Se però , a seguito di intercorrente errore chirurgico, la frattura si consolida in maniera peggiore, con lieve procurvazione, maggior rigidità articolare ed eccessivo accorciamento dell'arto così da condizionare un disvalore biologico finale apprezzabile 13 -14%, c'è il fondato rischio che – calcolando il danno col solo criterio incrementativo- il danneggiato ottenga un risarcimento maggiore rispetto a quello che risulterebbe se la valutazione fosse espressa con criterio “ripartitivo“ rispetto alla specifica efficienza lesiva dei due distinti eventi (quello traumatico e quello iatrogeno) nel determinismo della condizione menomativa definitiva.

Il danno differenziale e sofferenza correlata

Restando in tema di “ equità risarcitoria , il problema poi si complica se al danno incrementativo non si associa una valutazione della effettiva “ sofferenza incrementativa correlata “ , essendo evidente che quest'ultimo aspetto “qualitativo“ del danno non patrimoniale non ha alcun rapporto automatico con l'incremento del disvalore “ funzionale “ accertato, ove non si consideri lo stato anteriore del danneggiato e la sua preesistente “ qualità di vita “ che , a seguito di ulteriore decremento disfunzionale potrebbe essere , a seconda dei casi ed indipendentemente dal disvalore funzionale accertato, pressoché invariata, ovvero drasticamente peggiorata.

In conclusione

Le recenti Sentenze della Terza Sezione della Cassazione parrebbero dunque indirizzare verso una eccessiva e non condivisibile “generalizzazione” delle procedure valutative medico legali , foriera di possibili sperequazioni risarcitorie , ove non si consenta al CTU di modulare entrambe le componenti biologiche del “danno non patrimoniale“ (disfunzionalità e sofferenza correlata), ovvero non si possa definire, con adeguata criteriologia medico legale , in caso di danno differenziale, l'effettiva realtà clinico–menomativa conseguente all'incremento di “disfunzionalità (e quindi l'effettiva posta risarcitoria) dell' accertato maggior danno, che talora potrebbe difficilmente inquadrarsi – secondo logica interpretativa medico legale - nel contesto di una apprezzabile “ stima incrementativa”.

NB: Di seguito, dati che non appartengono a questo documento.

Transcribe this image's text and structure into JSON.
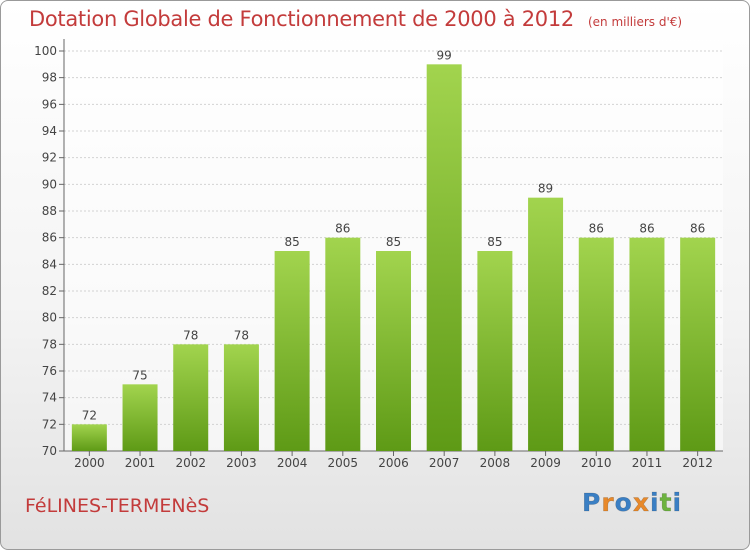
{
  "chart_data": {
    "type": "bar",
    "title": "Dotation Globale de Fonctionnement de 2000 à 2012",
    "subtitle": "(en milliers d'€)",
    "categories": [
      "2000",
      "2001",
      "2002",
      "2003",
      "2004",
      "2005",
      "2006",
      "2007",
      "2008",
      "2009",
      "2010",
      "2011",
      "2012"
    ],
    "values": [
      72,
      75,
      78,
      78,
      85,
      86,
      85,
      99,
      85,
      89,
      86,
      86,
      86
    ],
    "ylim": [
      70,
      100
    ],
    "yticks": [
      70,
      72,
      74,
      76,
      78,
      80,
      82,
      84,
      86,
      88,
      90,
      92,
      94,
      96,
      98,
      100
    ],
    "grid": true,
    "xlabel": "",
    "ylabel": "",
    "bar_color": "#7fbe2e"
  },
  "footer": {
    "commune": "FéLINES-TERMENèS",
    "logo_letters": [
      "P",
      "r",
      "o",
      "x",
      "i",
      "t",
      "i"
    ],
    "logo_colors": [
      "#3a7fc4",
      "#e8892a",
      "#3a7fc4",
      "#e8892a",
      "#3a7fc4",
      "#6db33f",
      "#3a7fc4"
    ]
  }
}
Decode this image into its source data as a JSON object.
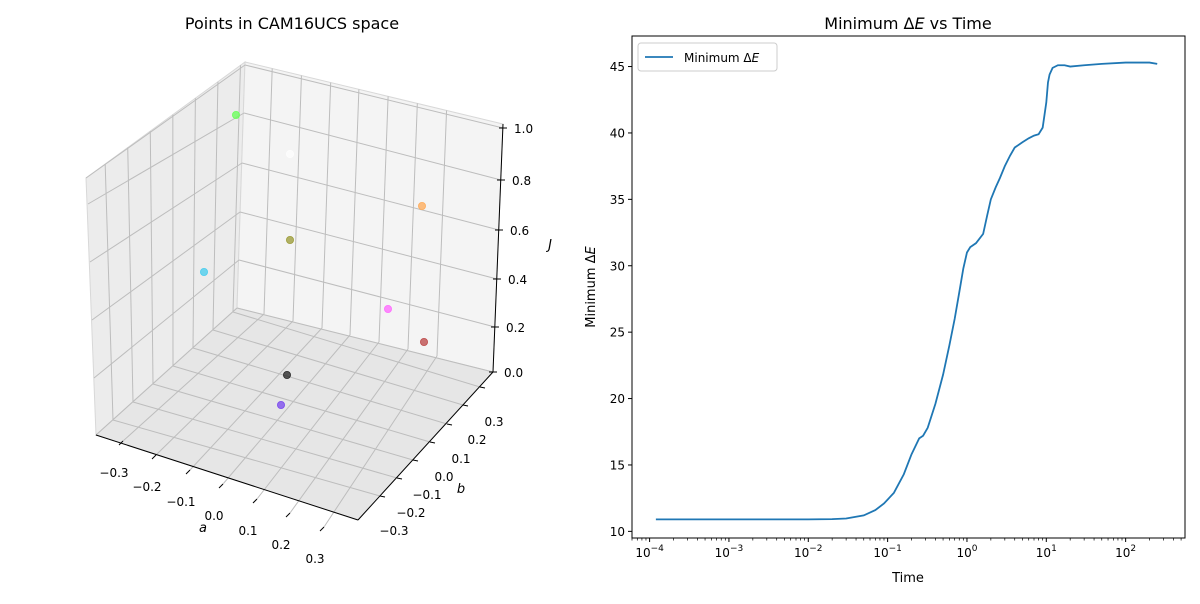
{
  "chart_data": [
    {
      "type": "scatter3d",
      "title": "Points in CAM16UCS space",
      "xlabel": "a",
      "ylabel": "b",
      "zlabel": "J",
      "xticks": [
        "−0.3",
        "−0.2",
        "−0.1",
        "0.0",
        "0.1",
        "0.2",
        "0.3"
      ],
      "yticks": [
        "−0.3",
        "−0.2",
        "−0.1",
        "0.0",
        "0.1",
        "0.2",
        "0.3"
      ],
      "zticks": [
        "0.0",
        "0.2",
        "0.4",
        "0.6",
        "0.8",
        "1.0"
      ],
      "points": [
        {
          "color": "#66ff55"
        },
        {
          "color": "#fdfdfd"
        },
        {
          "color": "#ffaa55"
        },
        {
          "color": "#999933"
        },
        {
          "color": "#44ccee"
        },
        {
          "color": "#ff66ff"
        },
        {
          "color": "#bb4444"
        },
        {
          "color": "#222222"
        },
        {
          "color": "#7744ee"
        }
      ]
    },
    {
      "type": "line",
      "title": "Minimum ΔE vs Time",
      "title_prefix": "Minimum Δ",
      "title_var": "E",
      "title_suffix": " vs Time",
      "xlabel": "Time",
      "ylabel_prefix": "Minimum Δ",
      "ylabel_var": "E",
      "xscale": "log",
      "xlim": [
        6e-05,
        560
      ],
      "ylim": [
        9.5,
        47.3
      ],
      "yticks": [
        10,
        15,
        20,
        25,
        30,
        35,
        40,
        45
      ],
      "xticks_exp": [
        -4,
        -3,
        -2,
        -1,
        0,
        1,
        2
      ],
      "legend": {
        "label_prefix": "Minimum Δ",
        "label_var": "E",
        "placement": "upper-left"
      },
      "series": [
        {
          "name": "Minimum ΔE",
          "color": "#1f77b4",
          "x": [
            0.00012,
            0.001,
            0.01,
            0.02,
            0.03,
            0.05,
            0.07,
            0.09,
            0.12,
            0.16,
            0.2,
            0.25,
            0.28,
            0.32,
            0.4,
            0.5,
            0.6,
            0.7,
            0.8,
            0.9,
            1.0,
            1.1,
            1.3,
            1.6,
            1.8,
            2.0,
            2.3,
            2.6,
            3.0,
            3.5,
            4.0,
            5.0,
            6.0,
            7.0,
            8.0,
            9.0,
            10.0,
            10.5,
            11.0,
            12.0,
            14.0,
            17.0,
            20.0,
            30.0,
            50.0,
            100.0,
            150.0,
            200.0,
            250.0
          ],
          "y": [
            10.9,
            10.9,
            10.9,
            10.92,
            10.97,
            11.2,
            11.6,
            12.1,
            12.9,
            14.3,
            15.8,
            17.0,
            17.2,
            17.8,
            19.6,
            21.8,
            24.0,
            26.0,
            28.0,
            29.8,
            31.0,
            31.4,
            31.7,
            32.4,
            33.8,
            35.0,
            35.9,
            36.6,
            37.5,
            38.3,
            38.9,
            39.3,
            39.6,
            39.8,
            39.9,
            40.4,
            42.3,
            43.8,
            44.4,
            44.9,
            45.1,
            45.1,
            45.0,
            45.1,
            45.2,
            45.3,
            45.3,
            45.3,
            45.2
          ]
        }
      ]
    }
  ]
}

Elementi probatori “tecnici“ che, in vero, devono poi trovare riscontro risarcitorio all'interno delle attuali Tabelle di Liquidazione, usualmente utilizzate anche in ambito extra-giudiziario , col rischio di ridurre- in tale sede - il margine di conciliabilità tra le Parti.

L' avvento del “ danno non patrimoniale“ ha comunque consentito allo Specialista Medico legale la possibilità di un intervento tecnico più appropriato ed approfondito per l' individuazione di parametri utilizzabili dal Giudice ( o comunque dall'Operatore di Settore) ai fini applicativi del principio di '” equità risarcitoria” del danno alla Persona , in linea coi presupposti applicativi della “lege artis“ della Medicina Legale , ma tale , comunque , da richiedere attualmente – in analogia con quanto previsto anche dall'art. 15 della legge n. 24/2017 - una effettiva e comprovata “speciale competenza” in materia, soprattutto nel contesto dell'espletamento di Attività Giudiziaria.